What I just wrote is not a slam-dunk argument against OSes dependent on GC, but it is at least evidence against them -- even if decisions on which OS to use are usually political decisions.

Well, if you want more examples, Aicas, PTC and Aonix selling real time Java deployments into bare metal, some of which used by US and French military.

Or Astrobe selling Oberon boards for around 15 years now.

Or we can just keeping using UNIX clones, no need to waste money on improving the status quo.

Can you write the GC for go in go?

Go is self-hosting (i.e. Google's Go compiler is written in Go and is able to compile itself). I would assume that includes the garbage collector.

Nope it does not.
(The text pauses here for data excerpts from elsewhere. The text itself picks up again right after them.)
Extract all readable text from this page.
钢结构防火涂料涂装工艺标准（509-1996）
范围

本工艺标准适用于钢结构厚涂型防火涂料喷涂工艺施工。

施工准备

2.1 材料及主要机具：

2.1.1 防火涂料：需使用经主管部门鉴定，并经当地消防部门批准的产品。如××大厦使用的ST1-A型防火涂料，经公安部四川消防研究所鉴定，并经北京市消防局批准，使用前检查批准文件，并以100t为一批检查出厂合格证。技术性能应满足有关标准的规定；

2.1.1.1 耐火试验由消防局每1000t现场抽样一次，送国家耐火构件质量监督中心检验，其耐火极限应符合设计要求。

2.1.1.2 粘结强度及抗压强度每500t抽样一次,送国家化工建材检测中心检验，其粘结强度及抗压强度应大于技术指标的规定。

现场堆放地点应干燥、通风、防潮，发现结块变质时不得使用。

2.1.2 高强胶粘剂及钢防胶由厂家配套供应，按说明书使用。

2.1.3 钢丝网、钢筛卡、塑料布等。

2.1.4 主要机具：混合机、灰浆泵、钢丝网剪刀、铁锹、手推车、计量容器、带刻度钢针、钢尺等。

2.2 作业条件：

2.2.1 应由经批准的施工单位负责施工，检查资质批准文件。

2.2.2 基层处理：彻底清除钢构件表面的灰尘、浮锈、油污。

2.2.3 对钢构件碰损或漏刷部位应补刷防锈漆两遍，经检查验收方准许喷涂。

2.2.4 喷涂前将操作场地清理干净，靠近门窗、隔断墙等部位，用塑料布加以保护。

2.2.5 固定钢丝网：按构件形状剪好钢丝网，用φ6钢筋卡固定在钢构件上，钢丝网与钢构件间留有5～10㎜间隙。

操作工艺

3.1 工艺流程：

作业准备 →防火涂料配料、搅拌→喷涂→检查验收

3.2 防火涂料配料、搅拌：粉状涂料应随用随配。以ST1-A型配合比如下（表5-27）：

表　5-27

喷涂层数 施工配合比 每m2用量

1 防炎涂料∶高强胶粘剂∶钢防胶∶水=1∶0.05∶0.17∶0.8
Writing the compiler self hosting has nothing to do with writing the run time system.


There's some assembly in there, but it seems to be mostly Go.

People have written GCs for lisps in (non-allocating subset of) the target language

Yes they have. It's a great approach. Does Go have a precisely defined subset for this?

Yes, in fact that is the case with the reference compiler.

You need a Go compiler to compile Go, so yes.

https://news.ycombinator.com/item?id=20522115 as I say here, this is unrelated.

Scala native seems promising. Would love to see monad hipsters dancing with bare metal.

You can already do that with OCaml and Haskell.

It exists, it’s called idris

Surprised they don't do a C# flavor with Rust memory shiny.

C# 7.x and 8 haven gotten a few low level features from Midori, you can then combine them with F#.